Una escritura que levanta destellos sobre el azogue de todos los espejos hallados a nuestro paso, cuando la voz poética explora ese centro quemado del Yo, ese laberinto urbanita, viajero, contemporáneo: fragmentario. Ya que así nos descubre Andrea la médula del hueso de uno mismo: algo que se disgrega sin remedio, algo necesariamente lúcido.

 

A pesar de la clara conciencia que tiene esta escritora de que la poesía resulta ser un arma frágil, de que la palabra no basta muchas veces para calmar la sed o el grito:

 

“para qué tantas palabras

y no poder hacer de esta rabia

un olvidado paisaje.”

 

en cada verso se va afirmando una de las características principales de su escritura: el empeño de dar carne de palabra a las imágenes en vez de limitarse a manejar unas cuantas metáforas brillantes o hacer acopio de juegos de estilo.

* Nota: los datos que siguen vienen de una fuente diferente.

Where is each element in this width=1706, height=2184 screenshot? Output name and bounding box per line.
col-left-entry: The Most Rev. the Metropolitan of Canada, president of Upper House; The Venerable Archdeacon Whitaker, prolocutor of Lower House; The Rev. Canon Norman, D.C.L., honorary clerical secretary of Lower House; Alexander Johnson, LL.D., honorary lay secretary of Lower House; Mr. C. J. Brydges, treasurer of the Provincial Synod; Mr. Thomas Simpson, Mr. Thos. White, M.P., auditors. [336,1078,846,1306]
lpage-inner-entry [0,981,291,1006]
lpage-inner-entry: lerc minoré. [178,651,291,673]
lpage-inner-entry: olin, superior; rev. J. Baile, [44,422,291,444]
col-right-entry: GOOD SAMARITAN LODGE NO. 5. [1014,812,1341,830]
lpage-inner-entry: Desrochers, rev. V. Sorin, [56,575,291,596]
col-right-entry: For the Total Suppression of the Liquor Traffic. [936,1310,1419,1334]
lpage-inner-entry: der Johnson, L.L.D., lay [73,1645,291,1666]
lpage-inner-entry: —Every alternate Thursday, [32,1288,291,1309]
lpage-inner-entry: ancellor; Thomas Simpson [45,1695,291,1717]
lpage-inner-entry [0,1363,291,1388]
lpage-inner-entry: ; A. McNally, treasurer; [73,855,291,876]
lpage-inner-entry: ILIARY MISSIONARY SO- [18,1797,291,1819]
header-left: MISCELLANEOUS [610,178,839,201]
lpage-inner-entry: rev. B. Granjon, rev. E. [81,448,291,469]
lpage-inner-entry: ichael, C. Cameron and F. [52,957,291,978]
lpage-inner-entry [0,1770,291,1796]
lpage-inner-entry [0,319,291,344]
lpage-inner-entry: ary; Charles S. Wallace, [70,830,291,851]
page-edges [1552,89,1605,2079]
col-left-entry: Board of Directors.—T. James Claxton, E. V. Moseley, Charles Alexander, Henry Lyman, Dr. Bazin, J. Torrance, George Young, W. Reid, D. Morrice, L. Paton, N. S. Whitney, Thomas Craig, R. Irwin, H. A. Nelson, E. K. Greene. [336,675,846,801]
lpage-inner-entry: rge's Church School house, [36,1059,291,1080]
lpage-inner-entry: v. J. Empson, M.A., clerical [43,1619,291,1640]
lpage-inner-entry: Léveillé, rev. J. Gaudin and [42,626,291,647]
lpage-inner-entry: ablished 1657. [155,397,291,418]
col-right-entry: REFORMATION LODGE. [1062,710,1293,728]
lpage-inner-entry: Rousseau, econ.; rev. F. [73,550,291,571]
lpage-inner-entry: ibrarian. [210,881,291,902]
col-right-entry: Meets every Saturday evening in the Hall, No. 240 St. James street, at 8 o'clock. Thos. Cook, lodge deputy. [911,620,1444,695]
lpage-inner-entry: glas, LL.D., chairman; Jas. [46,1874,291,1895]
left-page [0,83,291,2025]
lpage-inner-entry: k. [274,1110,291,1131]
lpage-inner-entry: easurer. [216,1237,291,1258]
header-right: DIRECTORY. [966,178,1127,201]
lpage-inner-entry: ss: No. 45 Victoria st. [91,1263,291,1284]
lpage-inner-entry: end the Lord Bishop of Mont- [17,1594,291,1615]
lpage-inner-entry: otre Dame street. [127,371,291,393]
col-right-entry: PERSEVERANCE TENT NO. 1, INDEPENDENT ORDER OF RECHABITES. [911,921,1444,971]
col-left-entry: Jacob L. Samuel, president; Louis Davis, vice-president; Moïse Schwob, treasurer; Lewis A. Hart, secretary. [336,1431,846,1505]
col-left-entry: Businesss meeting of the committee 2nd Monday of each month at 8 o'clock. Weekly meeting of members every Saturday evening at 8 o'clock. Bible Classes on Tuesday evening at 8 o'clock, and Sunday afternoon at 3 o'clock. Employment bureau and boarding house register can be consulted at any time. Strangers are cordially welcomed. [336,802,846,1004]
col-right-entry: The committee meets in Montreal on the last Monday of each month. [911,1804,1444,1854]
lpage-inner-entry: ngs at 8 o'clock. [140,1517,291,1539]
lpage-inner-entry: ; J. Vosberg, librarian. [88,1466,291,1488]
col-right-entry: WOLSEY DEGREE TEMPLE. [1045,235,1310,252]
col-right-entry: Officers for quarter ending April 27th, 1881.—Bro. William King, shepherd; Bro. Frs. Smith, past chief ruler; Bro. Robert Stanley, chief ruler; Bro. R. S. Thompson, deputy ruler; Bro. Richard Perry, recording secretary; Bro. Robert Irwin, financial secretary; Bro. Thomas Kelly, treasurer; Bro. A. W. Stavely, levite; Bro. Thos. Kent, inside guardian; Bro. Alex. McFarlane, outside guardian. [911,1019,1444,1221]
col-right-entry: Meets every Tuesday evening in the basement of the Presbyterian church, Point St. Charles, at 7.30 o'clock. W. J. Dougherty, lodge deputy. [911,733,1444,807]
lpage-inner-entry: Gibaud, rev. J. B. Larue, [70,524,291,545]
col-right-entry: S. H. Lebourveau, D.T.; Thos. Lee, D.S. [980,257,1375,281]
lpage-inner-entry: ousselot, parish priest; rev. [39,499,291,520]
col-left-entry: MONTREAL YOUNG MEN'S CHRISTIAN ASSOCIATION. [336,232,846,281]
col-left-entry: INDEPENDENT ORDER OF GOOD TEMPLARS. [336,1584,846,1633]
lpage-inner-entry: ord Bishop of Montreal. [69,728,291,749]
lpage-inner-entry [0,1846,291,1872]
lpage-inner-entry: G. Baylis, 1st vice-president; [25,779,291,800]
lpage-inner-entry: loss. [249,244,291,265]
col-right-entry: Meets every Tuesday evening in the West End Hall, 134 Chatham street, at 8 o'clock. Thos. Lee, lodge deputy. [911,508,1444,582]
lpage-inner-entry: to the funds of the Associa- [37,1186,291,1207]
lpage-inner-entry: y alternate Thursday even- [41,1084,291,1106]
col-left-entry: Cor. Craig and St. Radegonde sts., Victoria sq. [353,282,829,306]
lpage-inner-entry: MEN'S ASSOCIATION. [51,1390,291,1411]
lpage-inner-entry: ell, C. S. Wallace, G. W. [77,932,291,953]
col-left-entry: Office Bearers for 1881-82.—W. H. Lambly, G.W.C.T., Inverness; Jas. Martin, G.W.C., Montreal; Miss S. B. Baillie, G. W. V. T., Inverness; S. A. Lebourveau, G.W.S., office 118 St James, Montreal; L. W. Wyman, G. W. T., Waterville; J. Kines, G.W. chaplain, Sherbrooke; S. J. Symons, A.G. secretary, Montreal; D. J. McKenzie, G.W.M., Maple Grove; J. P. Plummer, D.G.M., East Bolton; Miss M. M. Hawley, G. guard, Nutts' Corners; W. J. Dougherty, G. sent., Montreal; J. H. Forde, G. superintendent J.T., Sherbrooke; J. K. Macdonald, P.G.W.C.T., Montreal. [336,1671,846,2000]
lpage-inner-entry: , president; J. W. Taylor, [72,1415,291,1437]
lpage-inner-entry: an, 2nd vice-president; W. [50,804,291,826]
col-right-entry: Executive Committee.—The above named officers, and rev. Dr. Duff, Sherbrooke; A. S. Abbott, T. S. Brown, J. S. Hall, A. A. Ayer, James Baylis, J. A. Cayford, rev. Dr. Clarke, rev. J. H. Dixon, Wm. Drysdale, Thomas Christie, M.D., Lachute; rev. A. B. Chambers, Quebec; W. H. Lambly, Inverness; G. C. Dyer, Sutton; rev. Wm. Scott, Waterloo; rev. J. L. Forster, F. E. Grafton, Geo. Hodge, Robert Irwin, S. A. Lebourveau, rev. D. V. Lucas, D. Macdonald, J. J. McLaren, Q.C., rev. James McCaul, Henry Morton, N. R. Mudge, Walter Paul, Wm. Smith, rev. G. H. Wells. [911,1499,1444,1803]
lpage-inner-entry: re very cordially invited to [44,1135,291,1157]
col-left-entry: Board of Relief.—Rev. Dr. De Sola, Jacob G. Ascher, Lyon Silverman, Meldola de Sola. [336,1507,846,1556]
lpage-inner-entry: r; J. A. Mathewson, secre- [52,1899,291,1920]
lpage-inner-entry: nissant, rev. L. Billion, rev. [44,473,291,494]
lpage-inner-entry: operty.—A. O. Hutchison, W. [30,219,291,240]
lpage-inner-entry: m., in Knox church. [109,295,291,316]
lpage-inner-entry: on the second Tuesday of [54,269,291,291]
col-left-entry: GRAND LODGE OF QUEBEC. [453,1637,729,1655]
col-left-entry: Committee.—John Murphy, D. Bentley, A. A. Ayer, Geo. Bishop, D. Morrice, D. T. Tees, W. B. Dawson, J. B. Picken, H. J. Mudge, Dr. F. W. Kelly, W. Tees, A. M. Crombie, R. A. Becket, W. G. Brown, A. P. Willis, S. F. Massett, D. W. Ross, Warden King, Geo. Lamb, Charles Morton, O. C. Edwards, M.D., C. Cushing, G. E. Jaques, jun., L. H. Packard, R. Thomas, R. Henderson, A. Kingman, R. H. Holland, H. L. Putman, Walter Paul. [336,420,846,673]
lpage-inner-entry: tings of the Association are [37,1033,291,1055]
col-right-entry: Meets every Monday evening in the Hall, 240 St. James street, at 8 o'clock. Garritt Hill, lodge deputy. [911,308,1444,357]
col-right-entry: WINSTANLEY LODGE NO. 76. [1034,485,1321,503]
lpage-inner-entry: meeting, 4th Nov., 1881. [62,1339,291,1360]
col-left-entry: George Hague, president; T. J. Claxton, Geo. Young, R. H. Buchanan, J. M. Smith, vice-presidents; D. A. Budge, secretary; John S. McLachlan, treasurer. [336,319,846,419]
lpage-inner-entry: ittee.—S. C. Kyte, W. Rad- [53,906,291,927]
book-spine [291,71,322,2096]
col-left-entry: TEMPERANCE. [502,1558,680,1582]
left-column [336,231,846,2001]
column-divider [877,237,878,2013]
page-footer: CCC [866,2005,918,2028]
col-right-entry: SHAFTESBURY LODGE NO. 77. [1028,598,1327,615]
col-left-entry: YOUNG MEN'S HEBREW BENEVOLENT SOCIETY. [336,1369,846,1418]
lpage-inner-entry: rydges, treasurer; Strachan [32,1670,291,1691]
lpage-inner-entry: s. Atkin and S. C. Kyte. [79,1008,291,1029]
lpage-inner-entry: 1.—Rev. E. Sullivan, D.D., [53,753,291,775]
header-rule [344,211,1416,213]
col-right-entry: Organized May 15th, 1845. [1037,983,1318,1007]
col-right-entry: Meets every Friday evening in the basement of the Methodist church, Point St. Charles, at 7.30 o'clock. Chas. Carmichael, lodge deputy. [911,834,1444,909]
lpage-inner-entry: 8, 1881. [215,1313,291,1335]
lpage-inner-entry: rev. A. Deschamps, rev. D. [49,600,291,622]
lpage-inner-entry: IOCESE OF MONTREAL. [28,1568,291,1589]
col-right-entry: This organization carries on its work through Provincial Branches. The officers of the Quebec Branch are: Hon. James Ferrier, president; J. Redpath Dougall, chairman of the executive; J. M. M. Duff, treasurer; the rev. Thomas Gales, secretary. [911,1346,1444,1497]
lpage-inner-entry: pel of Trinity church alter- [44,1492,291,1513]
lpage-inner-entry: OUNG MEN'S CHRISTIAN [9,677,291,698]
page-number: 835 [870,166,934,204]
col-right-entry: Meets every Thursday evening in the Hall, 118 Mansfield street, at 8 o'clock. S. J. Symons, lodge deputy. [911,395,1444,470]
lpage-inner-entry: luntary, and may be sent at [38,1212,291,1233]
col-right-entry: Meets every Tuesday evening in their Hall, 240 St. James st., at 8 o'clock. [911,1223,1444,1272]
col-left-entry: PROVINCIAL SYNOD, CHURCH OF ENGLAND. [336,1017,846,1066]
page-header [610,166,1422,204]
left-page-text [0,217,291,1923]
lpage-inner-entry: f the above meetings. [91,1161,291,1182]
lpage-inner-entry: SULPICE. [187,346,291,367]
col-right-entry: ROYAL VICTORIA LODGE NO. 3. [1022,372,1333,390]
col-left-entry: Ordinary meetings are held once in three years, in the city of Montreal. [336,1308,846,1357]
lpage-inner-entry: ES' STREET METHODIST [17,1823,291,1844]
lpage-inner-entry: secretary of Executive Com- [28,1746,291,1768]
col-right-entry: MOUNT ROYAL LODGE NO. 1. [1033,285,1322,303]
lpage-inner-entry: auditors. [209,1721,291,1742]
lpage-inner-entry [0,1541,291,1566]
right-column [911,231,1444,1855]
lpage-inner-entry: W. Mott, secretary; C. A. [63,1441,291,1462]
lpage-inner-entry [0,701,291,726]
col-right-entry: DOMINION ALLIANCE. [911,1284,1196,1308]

En su voz es la palabra sola, construyéndose a sí misma, colocada en el lugar preciso, sobre el engaste justo que ofrecía el muro del poema, lo que nos sorprende, nos golpea, nos descubre las grietas de lenguaje y mundo.

 

De este modo, en la tercera sección del libro, tensa la cuerda que ata ese Yo-laberinto (revisitado en los poemas anteriores) pero lo hace con el cuidado de tomar solo la distancia necesaria para que siga vibrando y recogiendo en el hilo de los versos sospechas, notas, señales de esa multitud (el otro, los otros, nosotros al cabo…) con la que comparte las orillas de sus contradicciones, la herida de la incertidumbre, la paradoja de estar viva, la residencia en un tiempo sin sueño:

 

“Temo no dormir tampoco en ese sueño eterno

y que hasta allí nos siga la desesperación de los relojes”

 

incluso el aliento de ese león sonámbulo (la muerte) que caza siempre a nuestra espalda.

 

Estos son los minutos de un ahora que comparte, en este libro, con cada uno de los lectores, con nuestra multitud a la que le une, irrevocablemente, palabra y travesía:

 

“Hemos viajado 

y el tiempo no nos dejó ir a ninguna parte,

no conoce la multitud de los minutos.

Sin embargo,

persiste aún el movimiento de las olas,

la barca,

la tan humana creencia en que hacemos este viaje.”

 

Y es justo a través de esta jornada humana, cuando al alzar nuestra mirada de las páginas del libro, descubrimos que hemos llegado a otro puerto, otro paisaje: en él Andrea Cote coloca las redes del poema para que, al dejar correr desbordado el río de lo que ha calcinado el tiempo, solo queden atrapados en nuestros ojos los fragmentos, quebrados pero limpios, del hueso de palabra y vida, para que podamos, sobre el humus de cenizas que es tantas veces la memoria, prender las raíces pequeñas y vibrantes de una palabra nueva.